Q その銀行が引き上げた分を、農協系が埋めたわけですか。

A そういうことだ。農協系が銀行に代わって融資に応じる、一種の肩代わり融資みたいなものだった。農協系全体の住専向け融資は、通達が出される前の88年年度末で2兆9000億円しかなかっだのが、通達が出された直後の91年度末には5兆6000億円に増えた。なかでも信連の融資急増ぶりが目立った。


貸し手責任があるの明確 銀行による肩代わりは困難


Q 農協系は&rdQuo;大蔵省と銀行にだまされた&rdQuo;と主張していますが……。

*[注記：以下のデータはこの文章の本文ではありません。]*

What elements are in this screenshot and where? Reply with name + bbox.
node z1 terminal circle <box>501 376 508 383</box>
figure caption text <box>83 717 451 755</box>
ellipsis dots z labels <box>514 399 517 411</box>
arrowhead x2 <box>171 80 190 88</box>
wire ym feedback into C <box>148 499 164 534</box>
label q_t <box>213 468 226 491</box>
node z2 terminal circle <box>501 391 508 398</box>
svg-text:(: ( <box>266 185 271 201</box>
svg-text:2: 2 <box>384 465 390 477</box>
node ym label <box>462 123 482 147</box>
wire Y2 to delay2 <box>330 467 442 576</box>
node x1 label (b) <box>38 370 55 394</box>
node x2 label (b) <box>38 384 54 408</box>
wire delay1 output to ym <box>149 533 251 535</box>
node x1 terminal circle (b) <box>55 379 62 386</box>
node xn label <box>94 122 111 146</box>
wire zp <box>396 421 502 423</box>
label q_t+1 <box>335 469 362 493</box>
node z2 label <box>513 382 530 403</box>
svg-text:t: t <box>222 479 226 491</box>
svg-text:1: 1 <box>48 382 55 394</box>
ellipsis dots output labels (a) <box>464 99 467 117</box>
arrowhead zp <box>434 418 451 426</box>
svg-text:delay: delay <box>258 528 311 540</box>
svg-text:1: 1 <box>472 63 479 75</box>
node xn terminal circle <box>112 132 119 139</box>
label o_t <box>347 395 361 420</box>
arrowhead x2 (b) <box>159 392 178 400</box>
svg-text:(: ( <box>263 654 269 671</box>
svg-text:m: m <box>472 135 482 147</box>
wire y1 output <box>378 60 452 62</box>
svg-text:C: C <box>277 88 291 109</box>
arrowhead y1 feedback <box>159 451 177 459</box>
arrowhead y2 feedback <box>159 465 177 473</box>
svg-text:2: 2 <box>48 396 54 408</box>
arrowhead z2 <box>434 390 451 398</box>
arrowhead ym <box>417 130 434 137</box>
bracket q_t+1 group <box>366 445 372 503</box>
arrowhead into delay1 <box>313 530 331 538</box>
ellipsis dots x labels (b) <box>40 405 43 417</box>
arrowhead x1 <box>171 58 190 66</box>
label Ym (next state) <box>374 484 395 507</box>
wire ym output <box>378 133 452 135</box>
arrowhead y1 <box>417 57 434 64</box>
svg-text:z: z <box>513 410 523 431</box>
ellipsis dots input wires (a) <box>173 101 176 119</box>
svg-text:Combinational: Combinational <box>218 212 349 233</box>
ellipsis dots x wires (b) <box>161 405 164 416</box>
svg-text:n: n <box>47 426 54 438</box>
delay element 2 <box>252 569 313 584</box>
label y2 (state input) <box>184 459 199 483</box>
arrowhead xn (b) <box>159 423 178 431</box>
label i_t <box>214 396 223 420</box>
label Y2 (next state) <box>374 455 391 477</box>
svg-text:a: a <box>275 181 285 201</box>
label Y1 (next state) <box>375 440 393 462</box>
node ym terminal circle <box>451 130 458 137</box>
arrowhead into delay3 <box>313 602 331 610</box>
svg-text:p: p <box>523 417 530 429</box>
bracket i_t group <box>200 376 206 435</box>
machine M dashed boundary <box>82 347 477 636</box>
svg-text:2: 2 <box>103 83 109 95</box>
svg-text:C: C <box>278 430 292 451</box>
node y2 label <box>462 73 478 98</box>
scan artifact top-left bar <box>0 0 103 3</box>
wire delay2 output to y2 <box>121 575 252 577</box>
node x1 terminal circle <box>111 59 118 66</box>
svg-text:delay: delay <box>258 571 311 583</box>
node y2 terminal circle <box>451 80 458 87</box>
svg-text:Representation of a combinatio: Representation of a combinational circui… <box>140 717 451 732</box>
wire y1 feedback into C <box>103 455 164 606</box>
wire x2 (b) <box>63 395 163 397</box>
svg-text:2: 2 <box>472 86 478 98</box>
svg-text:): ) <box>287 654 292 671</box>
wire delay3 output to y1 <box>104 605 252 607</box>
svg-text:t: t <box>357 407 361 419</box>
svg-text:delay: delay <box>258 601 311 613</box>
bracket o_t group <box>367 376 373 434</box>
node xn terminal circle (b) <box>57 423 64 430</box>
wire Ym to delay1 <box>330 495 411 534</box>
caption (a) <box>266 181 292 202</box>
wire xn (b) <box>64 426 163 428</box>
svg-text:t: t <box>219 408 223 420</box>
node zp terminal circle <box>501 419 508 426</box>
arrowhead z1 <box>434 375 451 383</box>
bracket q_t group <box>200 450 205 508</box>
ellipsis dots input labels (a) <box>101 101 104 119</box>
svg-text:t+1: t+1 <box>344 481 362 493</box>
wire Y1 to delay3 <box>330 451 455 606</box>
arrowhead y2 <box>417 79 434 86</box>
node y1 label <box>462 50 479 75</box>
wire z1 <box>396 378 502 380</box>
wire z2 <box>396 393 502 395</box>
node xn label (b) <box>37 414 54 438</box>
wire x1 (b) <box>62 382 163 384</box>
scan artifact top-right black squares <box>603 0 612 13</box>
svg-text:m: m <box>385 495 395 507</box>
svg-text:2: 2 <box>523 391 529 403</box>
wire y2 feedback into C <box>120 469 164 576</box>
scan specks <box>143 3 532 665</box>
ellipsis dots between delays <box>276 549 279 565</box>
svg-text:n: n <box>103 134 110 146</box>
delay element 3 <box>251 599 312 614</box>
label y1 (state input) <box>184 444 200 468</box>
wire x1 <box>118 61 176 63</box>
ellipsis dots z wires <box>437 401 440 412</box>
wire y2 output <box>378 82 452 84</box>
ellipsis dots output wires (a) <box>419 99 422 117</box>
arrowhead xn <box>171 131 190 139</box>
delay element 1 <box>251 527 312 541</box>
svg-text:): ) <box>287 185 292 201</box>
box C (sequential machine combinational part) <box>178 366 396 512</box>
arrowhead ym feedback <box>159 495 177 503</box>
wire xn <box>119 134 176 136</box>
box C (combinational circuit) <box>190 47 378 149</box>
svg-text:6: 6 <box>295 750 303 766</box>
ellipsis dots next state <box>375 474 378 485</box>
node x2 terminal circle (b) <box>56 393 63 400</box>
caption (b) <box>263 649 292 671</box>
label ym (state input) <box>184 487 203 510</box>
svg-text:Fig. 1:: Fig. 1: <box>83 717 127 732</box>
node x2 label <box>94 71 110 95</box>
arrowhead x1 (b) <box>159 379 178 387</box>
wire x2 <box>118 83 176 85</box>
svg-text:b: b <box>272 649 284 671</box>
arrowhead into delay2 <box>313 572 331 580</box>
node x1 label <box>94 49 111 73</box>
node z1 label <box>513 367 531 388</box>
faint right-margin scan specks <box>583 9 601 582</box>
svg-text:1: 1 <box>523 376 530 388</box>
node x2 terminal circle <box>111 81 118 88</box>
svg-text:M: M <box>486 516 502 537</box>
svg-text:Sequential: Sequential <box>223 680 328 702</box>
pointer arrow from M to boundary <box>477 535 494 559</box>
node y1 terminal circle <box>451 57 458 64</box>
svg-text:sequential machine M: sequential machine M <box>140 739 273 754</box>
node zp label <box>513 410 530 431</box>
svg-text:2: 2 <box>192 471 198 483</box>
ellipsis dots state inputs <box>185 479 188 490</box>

A その主張は当たらないね。農協系も歴とした金融機関だ。融資に際しては十分な審査をして担保を取らなければならない。ところが実態はその手続きをしていなかったようだ。バブル経済破綻直前に、クズ同然の融資案件を住専に押し付けた銀行にも責任はあるが、貸し手のほうできちんと審査を実施して担保を取っていれば何も問題は起きなかった。まして農協系は住専に担保を一括管理させていたと説明している。これは金融機関としてあるまじき行為だ。その意味で農協系にも重大な貸し手責任があるのだ。

Q しかも「80年10月通達」に反するという説もありますね。

A 詳しいね。その通りだよ。大蔵・農水両省から全国信連会長に出された80年 10月通達は、住専に信連が融資する道を開いたのだが、それは個人住宅ローンに限るという制約がついていた。個人住宅ローンなら信用事故が少なく、審査機能が弱い信連が融資しても問題がないという判断があったからだ。